I perceive that interest in thesauri is increasing; therefore, we need an accurate set of guidelines for this important tool for indexing and searching. 

Resources Cited in the Article
[1] Natural Information Standards Organization. (1994). Guidelines for the construction, format, and management of monolingual thesauri (ANSI/ NISO Z39.19-1993). Bethesda, MD: NISO Press.

[2] National Information Standards Organization. (2005). Guidelines for the construction, format, and management of monolingual controlled vocabularies (ANSI/ NISO Z39.19-2005). Bethesda, MD: NISO Press. Available as a free download: www.niso.org

[3] Longman advanced American dictionary. (2001). Essex, England: Pearson Education Limited. 

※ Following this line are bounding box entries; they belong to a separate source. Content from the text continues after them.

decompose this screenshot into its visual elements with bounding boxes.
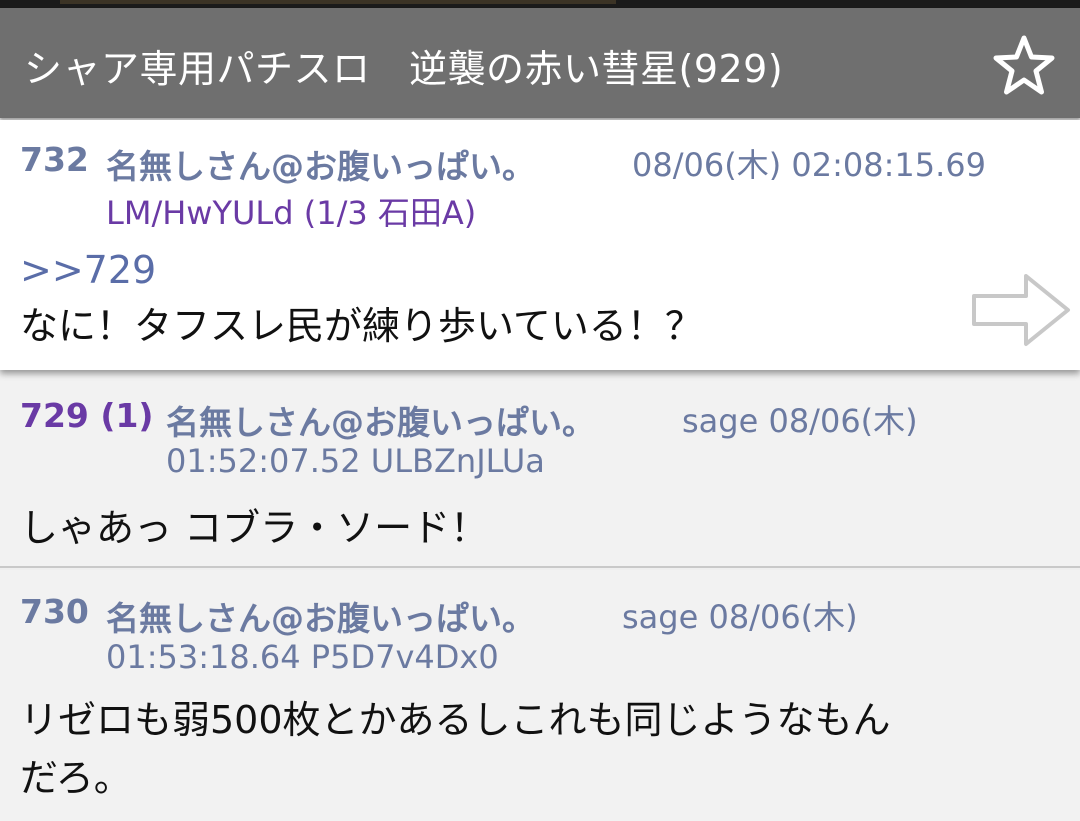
post-number[interactable]: 729 (1) [20, 396, 154, 435]
status-bar-strip [60, 0, 616, 4]
post-date: 08/06(木) 02:08:15.69 [632, 146, 986, 184]
post-id[interactable]: 01:52:07.52 ULBZnJLUa [166, 442, 545, 480]
post-author: 名無しさん@お腹いっぱい。 [166, 403, 595, 442]
star-outline-icon[interactable] [990, 32, 1058, 100]
post-number[interactable]: 732 [20, 140, 89, 179]
post-author: 名無しさん@お腹いっぱい。 [106, 599, 535, 638]
thread-title-bar: シャア専用パチスロ 逆襲の赤い彗星(929) [0, 8, 1080, 118]
post-body: なに！タフスレ民が練り歩いている！？ [20, 304, 703, 348]
post-author: 名無しさん@お腹いっぱい。 [106, 147, 535, 186]
post-729[interactable]: 729 (1) 名無しさん@お腹いっぱい。 sage 08/06(木) 01:5… [0, 372, 1080, 568]
reply-anchor-link[interactable]: >>729 [20, 248, 156, 292]
post-body-line-1: リゼロも弱500枚とかあるしこれも同じようなもん [20, 698, 891, 742]
right-arrow-icon[interactable] [970, 270, 1074, 350]
status-bar [0, 0, 1080, 8]
post-id[interactable]: 01:53:18.64 P5D7v4Dx0 [106, 638, 499, 676]
post-732[interactable]: 732 名無しさん@お腹いっぱい。 08/06(木) 02:08:15.69 L… [0, 120, 1080, 370]
post-730[interactable]: 730 名無しさん@お腹いっぱい。 sage 08/06(木) 01:53:18… [0, 570, 1080, 821]
post-number[interactable]: 730 [20, 592, 89, 631]
post-date: sage 08/06(木) [682, 402, 918, 440]
post-body-line-2: だろ。 [20, 756, 132, 800]
post-id[interactable]: LM/HwYULd (1/3 石田A) [106, 188, 476, 234]
post-date: sage 08/06(木) [622, 598, 858, 636]
post-body: しゃあっ コブラ・ソード！ [20, 506, 489, 550]
thread-title: シャア専用パチスロ 逆襲の赤い彗星(929) [24, 47, 784, 91]
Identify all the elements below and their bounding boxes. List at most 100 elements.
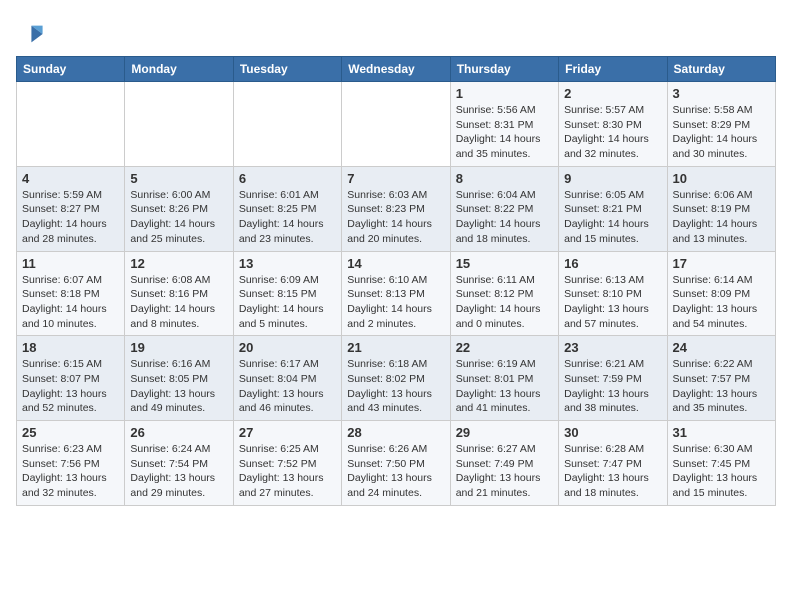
day-info: Sunrise: 5:58 AM Sunset: 8:29 PM Dayligh… [673, 103, 770, 162]
calendar-cell: 11 Sunrise: 6:07 AM Sunset: 8:18 PM Dayli… [17, 251, 125, 336]
calendar-cell: 19 Sunrise: 6:16 AM Sunset: 8:05 PM Dayli… [125, 336, 233, 421]
day-info: Sunrise: 5:56 AM Sunset: 8:31 PM Dayligh… [456, 103, 553, 162]
calendar-cell: 10 Sunrise: 6:06 AM Sunset: 8:19 PM Dayli… [667, 166, 775, 251]
calendar-cell: 3Sunrise: 5:58 AM Sunset: 8:29 PM Daylig… [667, 82, 775, 167]
day-number: 11 [22, 256, 119, 271]
calendar-cell: 5Sunrise: 6:00 AM Sunset: 8:26 PM Daylig… [125, 166, 233, 251]
weekday-header-wednesday: Wednesday [342, 57, 450, 82]
day-number: 31 [673, 425, 770, 440]
day-number: 24 [673, 340, 770, 355]
day-info: Sunrise: 6:14 AM Sunset: 8:09 PM Dayligh… [673, 273, 770, 332]
day-info: Sunrise: 6:04 AM Sunset: 8:22 PM Dayligh… [456, 188, 553, 247]
calendar-cell: 28 Sunrise: 6:26 AM Sunset: 7:50 PM Dayli… [342, 421, 450, 506]
day-number: 7 [347, 171, 444, 186]
day-info: Sunrise: 6:15 AM Sunset: 8:07 PM Dayligh… [22, 357, 119, 416]
day-number: 13 [239, 256, 336, 271]
day-info: Sunrise: 6:11 AM Sunset: 8:12 PM Dayligh… [456, 273, 553, 332]
day-number: 17 [673, 256, 770, 271]
calendar-cell: 27Sunrise: 6:25 AM Sunset: 7:52 PM Dayli… [233, 421, 341, 506]
day-info: Sunrise: 6:07 AM Sunset: 8:18 PM Dayligh… [22, 273, 119, 332]
calendar-cell: 8 Sunrise: 6:04 AM Sunset: 8:22 PM Daylig… [450, 166, 558, 251]
calendar-cell [17, 82, 125, 167]
calendar-cell: 17 Sunrise: 6:14 AM Sunset: 8:09 PM Dayli… [667, 251, 775, 336]
day-number: 19 [130, 340, 227, 355]
day-number: 23 [564, 340, 661, 355]
calendar-cell [233, 82, 341, 167]
day-number: 10 [673, 171, 770, 186]
day-number: 14 [347, 256, 444, 271]
weekday-header-friday: Friday [559, 57, 667, 82]
day-info: Sunrise: 6:13 AM Sunset: 8:10 PM Dayligh… [564, 273, 661, 332]
calendar-cell: 16 Sunrise: 6:13 AM Sunset: 8:10 PM Dayli… [559, 251, 667, 336]
calendar-cell: 15 Sunrise: 6:11 AM Sunset: 8:12 PM Dayli… [450, 251, 558, 336]
calendar-cell [125, 82, 233, 167]
day-number: 18 [22, 340, 119, 355]
day-number: 12 [130, 256, 227, 271]
calendar-cell: 23 Sunrise: 6:21 AM Sunset: 7:59 PM Dayli… [559, 336, 667, 421]
day-number: 9 [564, 171, 661, 186]
calendar-week-3: 11 Sunrise: 6:07 AM Sunset: 8:18 PM Dayli… [17, 251, 776, 336]
day-info: Sunrise: 6:05 AM Sunset: 8:21 PM Dayligh… [564, 188, 661, 247]
day-info: Sunrise: 6:28 AM Sunset: 7:47 PM Dayligh… [564, 442, 661, 501]
day-number: 25 [22, 425, 119, 440]
day-info: Sunrise: 6:27 AM Sunset: 7:49 PM Dayligh… [456, 442, 553, 501]
day-number: 20 [239, 340, 336, 355]
calendar-cell [342, 82, 450, 167]
calendar-cell: 25 Sunrise: 6:23 AM Sunset: 7:56 PM Dayli… [17, 421, 125, 506]
weekday-header-monday: Monday [125, 57, 233, 82]
calendar-cell: 13 Sunrise: 6:09 AM Sunset: 8:15 PM Dayli… [233, 251, 341, 336]
day-info: Sunrise: 6:21 AM Sunset: 7:59 PM Dayligh… [564, 357, 661, 416]
weekday-header-sunday: Sunday [17, 57, 125, 82]
calendar-week-1: 1Sunrise: 5:56 AM Sunset: 8:31 PM Daylig… [17, 82, 776, 167]
calendar-cell: 4 Sunrise: 5:59 AM Sunset: 8:27 PM Daylig… [17, 166, 125, 251]
day-number: 30 [564, 425, 661, 440]
day-number: 26 [130, 425, 227, 440]
calendar-week-5: 25 Sunrise: 6:23 AM Sunset: 7:56 PM Dayli… [17, 421, 776, 506]
logo [16, 20, 48, 48]
day-number: 21 [347, 340, 444, 355]
day-number: 29 [456, 425, 553, 440]
calendar-cell: 12 Sunrise: 6:08 AM Sunset: 8:16 PM Dayli… [125, 251, 233, 336]
calendar-week-4: 18 Sunrise: 6:15 AM Sunset: 8:07 PM Dayli… [17, 336, 776, 421]
calendar-cell: 24 Sunrise: 6:22 AM Sunset: 7:57 PM Dayli… [667, 336, 775, 421]
day-number: 16 [564, 256, 661, 271]
calendar-cell: 31Sunrise: 6:30 AM Sunset: 7:45 PM Dayli… [667, 421, 775, 506]
day-number: 4 [22, 171, 119, 186]
day-info: Sunrise: 6:18 AM Sunset: 8:02 PM Dayligh… [347, 357, 444, 416]
day-info: Sunrise: 6:16 AM Sunset: 8:05 PM Dayligh… [130, 357, 227, 416]
calendar-cell: 20Sunrise: 6:17 AM Sunset: 8:04 PM Dayli… [233, 336, 341, 421]
calendar-cell: 9 Sunrise: 6:05 AM Sunset: 8:21 PM Daylig… [559, 166, 667, 251]
calendar-table: SundayMondayTuesdayWednesdayThursdayFrid… [16, 56, 776, 506]
page-header [16, 16, 776, 48]
day-info: Sunrise: 6:09 AM Sunset: 8:15 PM Dayligh… [239, 273, 336, 332]
weekday-header-tuesday: Tuesday [233, 57, 341, 82]
day-info: Sunrise: 6:08 AM Sunset: 8:16 PM Dayligh… [130, 273, 227, 332]
calendar-cell: 21 Sunrise: 6:18 AM Sunset: 8:02 PM Dayli… [342, 336, 450, 421]
calendar-cell: 26Sunrise: 6:24 AM Sunset: 7:54 PM Dayli… [125, 421, 233, 506]
weekday-header-thursday: Thursday [450, 57, 558, 82]
weekday-header-saturday: Saturday [667, 57, 775, 82]
day-info: Sunrise: 6:22 AM Sunset: 7:57 PM Dayligh… [673, 357, 770, 416]
day-info: Sunrise: 6:01 AM Sunset: 8:25 PM Dayligh… [239, 188, 336, 247]
day-info: Sunrise: 6:26 AM Sunset: 7:50 PM Dayligh… [347, 442, 444, 501]
calendar-cell: 22Sunrise: 6:19 AM Sunset: 8:01 PM Dayli… [450, 336, 558, 421]
day-number: 22 [456, 340, 553, 355]
day-info: Sunrise: 6:03 AM Sunset: 8:23 PM Dayligh… [347, 188, 444, 247]
day-info: Sunrise: 6:23 AM Sunset: 7:56 PM Dayligh… [22, 442, 119, 501]
day-info: Sunrise: 5:57 AM Sunset: 8:30 PM Dayligh… [564, 103, 661, 162]
calendar-cell: 29 Sunrise: 6:27 AM Sunset: 7:49 PM Dayli… [450, 421, 558, 506]
day-number: 15 [456, 256, 553, 271]
calendar-cell: 14 Sunrise: 6:10 AM Sunset: 8:13 PM Dayli… [342, 251, 450, 336]
calendar-week-2: 4 Sunrise: 5:59 AM Sunset: 8:27 PM Daylig… [17, 166, 776, 251]
day-info: Sunrise: 6:06 AM Sunset: 8:19 PM Dayligh… [673, 188, 770, 247]
day-number: 5 [130, 171, 227, 186]
day-number: 8 [456, 171, 553, 186]
day-info: Sunrise: 5:59 AM Sunset: 8:27 PM Dayligh… [22, 188, 119, 247]
day-number: 6 [239, 171, 336, 186]
day-number: 28 [347, 425, 444, 440]
day-number: 2 [564, 86, 661, 101]
day-info: Sunrise: 6:10 AM Sunset: 8:13 PM Dayligh… [347, 273, 444, 332]
calendar-body: 1Sunrise: 5:56 AM Sunset: 8:31 PM Daylig… [17, 82, 776, 506]
calendar-cell: 1Sunrise: 5:56 AM Sunset: 8:31 PM Daylig… [450, 82, 558, 167]
calendar-cell: 7 Sunrise: 6:03 AM Sunset: 8:23 PM Daylig… [342, 166, 450, 251]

[4] Harris, J. L. (1970). Subject analysis: Computer implications of rigorous definition. Metuchen, NJ: Scarecrow Press.

[5] Cutter, C.A. (1876). Rules for a printed dictionary catalogue. In Public libraries in the United States of America: Their history, condition, and management, Part 2. Washington: Government Printing Office.

[6] Weinberg, B. H. (April/May 1990). Vogue words in information science. Bulletin of the American Society for Information Science, 16(4), 15.

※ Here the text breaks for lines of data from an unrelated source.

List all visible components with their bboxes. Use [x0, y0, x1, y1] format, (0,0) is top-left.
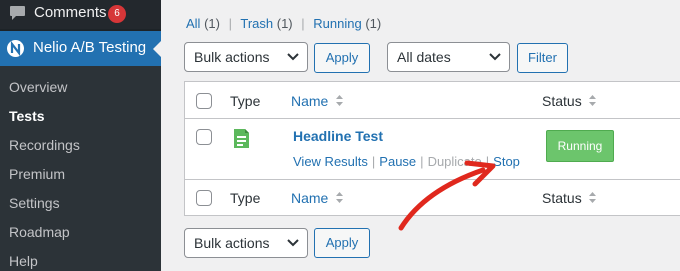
submenu-help[interactable]: Help [9, 253, 38, 269]
headline-test-icon [234, 129, 249, 148]
submenu-overview[interactable]: Overview [9, 79, 67, 95]
view-running-count: (1) [365, 16, 382, 31]
nelio-logo-icon [7, 40, 24, 57]
view-trash-count: (1) [276, 16, 293, 31]
bulk-actions-select-top[interactable]: Bulk actions [184, 42, 308, 72]
views-separator: | [228, 16, 232, 31]
column-status-footer[interactable]: Status [542, 190, 582, 206]
test-title-link[interactable]: Headline Test [293, 128, 383, 144]
sort-icon [336, 192, 343, 203]
chevron-down-icon [287, 239, 299, 247]
date-filter-value: All dates [397, 49, 451, 65]
comments-count-badge: 6 [108, 5, 126, 23]
sidebar-item-nelio[interactable]: Nelio A/B Testing [0, 31, 161, 66]
view-results-link[interactable]: View Results [293, 154, 368, 169]
column-name-header[interactable]: Name [291, 93, 328, 109]
submenu-roadmap[interactable]: Roadmap [9, 224, 70, 240]
view-running-link[interactable]: Running [313, 16, 361, 31]
sidebar-item-comments[interactable]: Comments 6 [0, 0, 161, 29]
sidebar-item-label: Nelio A/B Testing [33, 39, 147, 56]
view-trash-link[interactable]: Trash [240, 16, 273, 31]
admin-sidebar: Comments 6 Nelio A/B Testing Overview Te… [0, 0, 161, 271]
row-checkbox[interactable] [196, 129, 212, 145]
sort-icon [336, 95, 343, 106]
chevron-down-icon [287, 53, 299, 61]
row-action-separator: | [371, 154, 376, 169]
sort-icon [589, 192, 596, 203]
column-name-footer[interactable]: Name [291, 190, 328, 206]
apply-button-bottom[interactable]: Apply [314, 228, 370, 258]
select-all-checkbox-bottom[interactable] [196, 190, 212, 206]
date-filter-select[interactable]: All dates [387, 42, 510, 72]
select-all-checkbox-top[interactable] [196, 93, 212, 109]
sidebar-item-label: Comments [34, 4, 107, 21]
column-type-footer: Type [230, 190, 261, 206]
sidebar-submenu: Overview Tests Recordings Premium Settin… [0, 66, 161, 271]
status-views: All (1) | Trash (1) | Running (1) [186, 16, 381, 31]
apply-button-top[interactable]: Apply [314, 43, 370, 73]
filter-button[interactable]: Filter [517, 43, 568, 73]
bulk-actions-value: Bulk actions [194, 49, 270, 65]
submenu-tests[interactable]: Tests [9, 108, 45, 124]
view-all-link[interactable]: All [186, 16, 200, 31]
header-divider [185, 118, 680, 119]
submenu-premium[interactable]: Premium [9, 166, 65, 182]
sort-icon [589, 95, 596, 106]
column-type-header: Type [230, 93, 261, 109]
active-menu-pointer [153, 41, 161, 57]
bulk-actions-value: Bulk actions [194, 235, 270, 251]
status-badge: Running [546, 130, 614, 162]
views-separator: | [301, 16, 305, 31]
column-status-header[interactable]: Status [542, 93, 582, 109]
bulk-actions-select-bottom[interactable]: Bulk actions [184, 228, 308, 258]
submenu-recordings[interactable]: Recordings [9, 137, 80, 153]
annotation-arrow-icon [398, 160, 496, 231]
comment-icon [10, 6, 25, 20]
submenu-settings[interactable]: Settings [9, 195, 60, 211]
view-all-count: (1) [204, 16, 220, 31]
chevron-down-icon [489, 53, 501, 61]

[7] Wellisch, H.H. (1996). Indexing from A to Z (2nd ed.). New York: H.W. Wilson. 

[8] Anderson, J. D. (1997) Guidelines for indexes and related information retrieval devices (NISO TR02-1997). Bethesda, MD: NISO Press. Available as a free download: www.niso.org

[9] Joint Steering Committee for Development of RDA. (2009). RDA: Resource description and access: Prospectus. Retrieved August 23, 2009, from www.collectionscanada.ca/jsc/rdaprospectus.html

[10] IFLA Classification and Indexing Section. Working Group on Guidelines for Multilingual Thesauri. (2009). Guidelines for multilingual thesauri (IFLA Professional Reports, no. 115). The Hague: International Federation of Library Associations and Institutions. Available as a free download: http://archive.ifla.org/VII/s29/pubs/Profrep115.pdf 

[11] British Standards Institution. (2007). Structured vocabularies for information retrieval (BS 8723, parts 1-5). London: BSI.